An animal shelter, which holds only dogs and cats, operates on a strictly"first in, first out" basis. People must adopt either the"oldest" (based on arrival time) of all animals at the shelter, or they can select whether they would prefer a dog or a cat (and will receive the oldest animal of that type). They cannot select which specific animal they would like. Create the data structures to maintain this system and implement operations such as enqueue, dequeueAny, dequeueDog, and dequeueCat.
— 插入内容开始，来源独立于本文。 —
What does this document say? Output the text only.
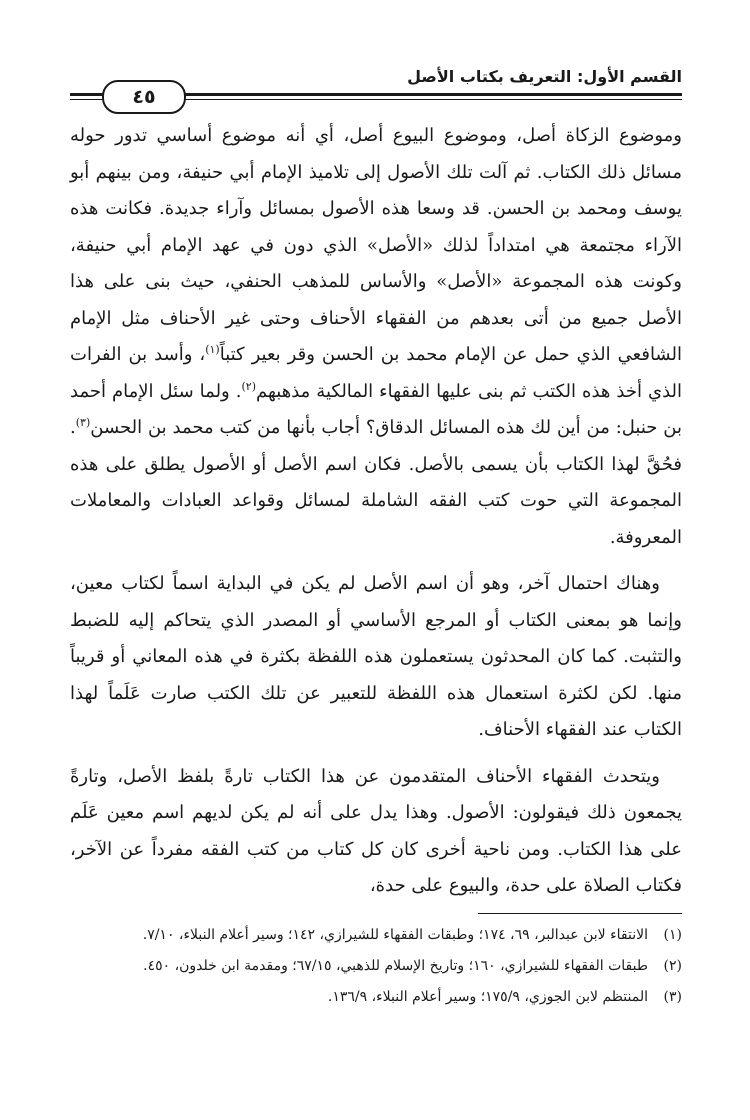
القسم الأول: التعريف بكتاب الأصل
٤٥

وموضوع الزكاة أصل، وموضوع البيوع أصل، أي أنه موضوع أساسي تدور حوله مسائل ذلك الكتاب. ثم آلت تلك الأصول إلى تلاميذ الإمام أبي حنيفة، ومن بينهم أبو يوسف ومحمد بن الحسن. قد وسعا هذه الأصول بمسائل وآراء جديدة. فكانت هذه الآراء مجتمعة هي امتداداً لذلك «الأصل» الذي دون في عهد الإمام أبي حنيفة، وكونت هذه المجموعة «الأصل» والأساس للمذهب الحنفي، حيث بنى على هذا الأصل جميع من أتى بعدهم من الفقهاء الأحناف وحتى غير الأحناف مثل الإمام الشافعي الذي حمل عن الإمام محمد بن الحسن وقر بعير كتباً$^{(١)}$، وأسد بن الفرات الذي أخذ هذه الكتب ثم بنى عليها الفقهاء المالكية مذهبهم$^{(٢)}$. ولما سئل الإمام أحمد بن حنبل: من أين لك هذه المسائل الدقاق؟ أجاب بأنها من كتب محمد بن الحسن$^{(٣)}$. فحُقَّ لهذا الكتاب بأن يسمى بالأصل. فكان اسم الأصل أو الأصول يطلق على هذه المجموعة التي حوت كتب الفقه الشاملة لمسائل وقواعد العبادات والمعاملات المعروفة.

وهناك احتمال آخر، وهو أن اسم الأصل لم يكن في البداية اسماً لكتاب معين، وإنما هو بمعنى الكتاب أو المرجع الأساسي أو المصدر الذي يتحاكم إليه للضبط والتثبت. كما كان المحدثون يستعملون هذه اللفظة بكثرة في هذه المعاني أو قريباً منها. لكن لكثرة استعمال هذه اللفظة للتعبير عن تلك الكتب صارت عَلَماً لهذا الكتاب عند الفقهاء الأحناف.

ويتحدث الفقهاء الأحناف المتقدمون عن هذا الكتاب تارةً بلفظ الأصل، وتارةً يجمعون ذلك فيقولون: الأصول. وهذا يدل على أنه لم يكن لديهم اسم معين عَلَم على هذا الكتاب. ومن ناحية أخرى كان كل كتاب من كتب الفقه مفرداً عن الآخر، فكتاب الصلاة على حدة، والبيوع على حدة،

(١)
الانتقاء لابن عبدالبر، ٦٩، ١٧٤؛ وطبقات الفقهاء للشيرازي، ١٤٢؛ وسير أعلام النبلاء، ٧/١٠.
(٢)
طبقات الفقهاء للشيرازي، ١٦٠؛ وتاريخ الإسلام للذهبي، ٦٧/١٥؛ ومقدمة ابن خلدون، ٤٥٠.
(٣)
المنتظم لابن الجوزي، ١٧٥/٩؛ وسير أعلام النبلاء، ١٣٦/٩.
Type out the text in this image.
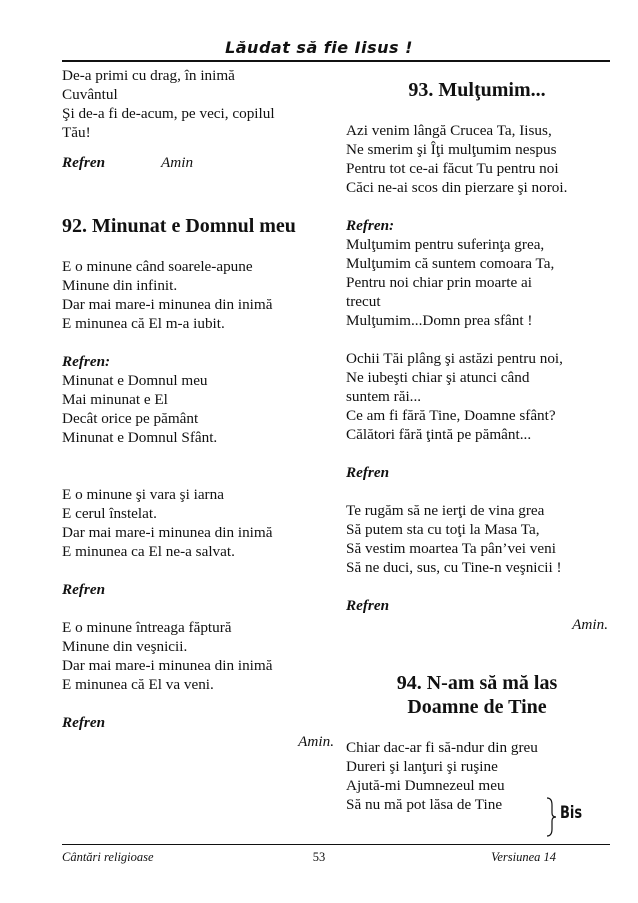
Lăudat să fie Iisus !
De-a primi cu drag, în inimă
Cuvântul
Şi de-a fi de-acum, pe veci, copilul
Tău!
Refren	Amin
92. Minunat e Domnul meu
E o minune când soarele-apune
Minune din infinit.
Dar mai mare-i minunea din inimă
E minunea că El m-a iubit.
Refren:
Minunat e Domnul meu
Mai minunat e El
Decât orice pe pământ
Minunat e Domnul Sfânt.
E o minune şi vara şi iarna
E cerul înstelat.
Dar mai mare-i minunea din inimă
E minunea ca El ne-a salvat.
Refren
E o minune întreaga făptură
Minune din veşnicii.
Dar mai mare-i minunea din inimă
E minunea că El va veni.
Refren
Amin.
93. Mulţumim...
Azi venim lângă Crucea Ta, Iisus,
Ne smerim şi Îţi mulţumim nespus
Pentru tot ce-ai făcut Tu pentru noi
Căci ne-ai scos din pierzare şi noroi.
Refren:
Mulţumim pentru suferinţa grea,
Mulţumim că suntem comoara Ta,
Pentru noi chiar prin moarte ai
trecut
Mulţumim...Domn prea sfânt !
Ochii Tăi plâng şi astăzi pentru noi,
Ne iubeşti chiar şi atunci când
suntem răi...
Ce am fi fără Tine, Doamne sfânt?
Călători fără ţintă pe pământ...
Refren
Te rugăm să ne ierţi de vina grea
Să putem sta cu toţi la Masa Ta,
Să vestim moartea Ta pân’vei veni
Să ne duci, sus, cu Tine-n veşnicii !
Refren
Amin.
94. N-am să mă las
Doamne de Tine
Chiar dac-ar fi să-ndur din greu
Dureri şi lanţuri şi ruşine
Ajută-mi Dumnezeul meu
Să nu mă pot lăsa de Tine	Bis
Cântări religioase	53	Versiunea 14
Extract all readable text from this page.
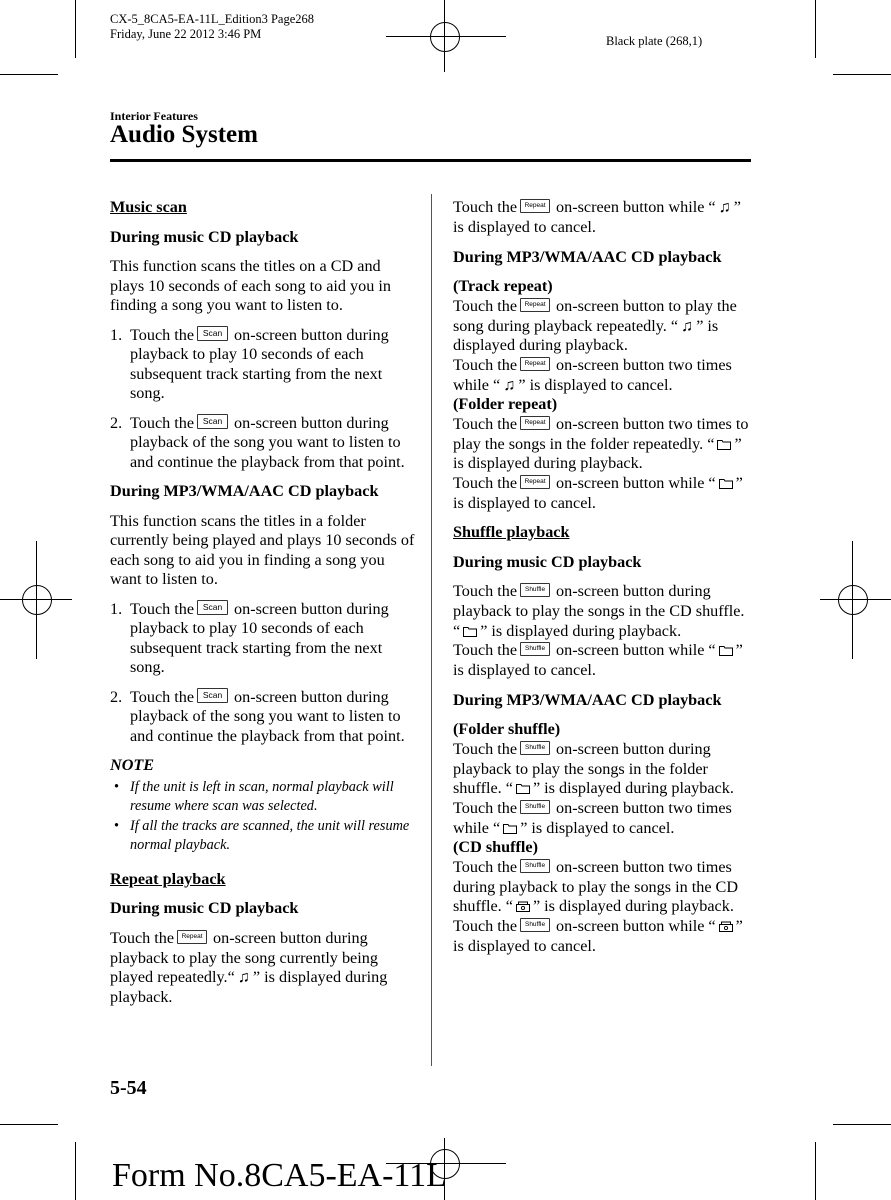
CX-5_8CA5-EA-11L_Edition3 Page268
Friday, June 22 2012 3:46 PM	Black plate (268,1)
Interior Features
Audio System
Music scan
During music CD playback
This function scans the titles on a CD and plays 10 seconds of each song to aid you in finding a song you want to listen to.
1. Touch the Scan on-screen button during playback to play 10 seconds of each subsequent track starting from the next song.
2. Touch the Scan on-screen button during playback of the song you want to listen to and continue the playback from that point.
During MP3/WMA/AAC CD playback
This function scans the titles in a folder currently being played and plays 10 seconds of each song to aid you in finding a song you want to listen to.
1. Touch the Scan on-screen button during playback to play 10 seconds of each subsequent track starting from the next song.
2. Touch the Scan on-screen button during playback of the song you want to listen to and continue the playback from that point.
NOTE
• If the unit is left in scan, normal playback will resume where scan was selected.
• If all the tracks are scanned, the unit will resume normal playback.
Repeat playback
During music CD playback
Touch the Repeat on-screen button during playback to play the song currently being played repeatedly.“ ♫ ” is displayed during playback.
Touch the Repeat on-screen button while “ ♫ ” is displayed to cancel.
During MP3/WMA/AAC CD playback
(Track repeat)
Touch the Repeat on-screen button to play the song during playback repeatedly. “ ♫ ” is displayed during playback.
Touch the Repeat on-screen button two times while “ ♫ ” is displayed to cancel.
(Folder repeat)
Touch the Repeat on-screen button two times to play the songs in the folder repeatedly. “ ” is displayed during playback.
Touch the Repeat on-screen button while “ ” is displayed to cancel.
Shuffle playback
During music CD playback
Touch the Shuffle on-screen button during playback to play the songs in the CD shuffle. “ ” is displayed during playback.
Touch the Shuffle on-screen button while “ ” is displayed to cancel.
During MP3/WMA/AAC CD playback
(Folder shuffle)
Touch the Shuffle on-screen button during playback to play the songs in the folder shuffle. “ ” is displayed during playback.
Touch the Shuffle on-screen button two times while “ ” is displayed to cancel.
(CD shuffle)
Touch the Shuffle on-screen button two times during playback to play the songs in the CD shuffle. “ ” is displayed during playback.
Touch the Shuffle on-screen button while “ ” is displayed to cancel.
5-54
Form No.8CA5-EA-11L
You may use the built-in Linked list data structure.
enqueue method has a animal parameter, animal[0] represents the number of the animal, animal[1] represents the type of the animal, 0 for cat and 1 for dog.
dequeue method returns [animal number, animal type], if there’s no animal that can be adopted, return [-1, -1].*

class AnimalShelf {
	LinkedList<int[]> queueCat;
    LinkedList<int[]> queueDog;

    public AnimalShelf() {
        queueCat = new LinkedList<>();
        queueDog = new LinkedList<>();
    }

    public void enqueue(int[] animal) {
        // 判断种类后入队
        if (animal[1] == 0) {
            queueCat.addLast(animal);
        } else if (animal[1] == 1) {
            queueDog.addLast(animal);
        }
    }

    public int[] dequeueAny() {
        // 取出cat的队首，判空则直接返回
        int[] headCat;
        if (!queueCat.isEmpty()) {
            headCat = queueCat.getFirst();
        } else if (!queueDog.isEmpty()) {
            return queueDog.removeFirst();
        } else {
            return new int[]{-1,-1};
        }
        // 取出dog的队首，判空则直接返回
        int[] headDog;
        if (!queueDog.isEmpty()) {
            headDog = queueDog.getFirst();
        } else {
            return queueCat.removeFirst();
        }
        // 比较后返回
        if (headCat[0]<=headDog[0]) {
            return queueCat.removeFirst();
        } else {
            return queueDog.removeFirst();
        }
    }

    public int[] dequeueDog() {
        if (!queueDog.isEmpty()) {
            return queueDog.removeFirst();
        } else {
            return new int[]{-1,-1};
        }
    }

    public int[] dequeueCat() {
        if (!queueCat.isEmpty()) {
            return queueCat.removeFirst();
        } else {
            return new int[]{-1,-1};
        }
    }
}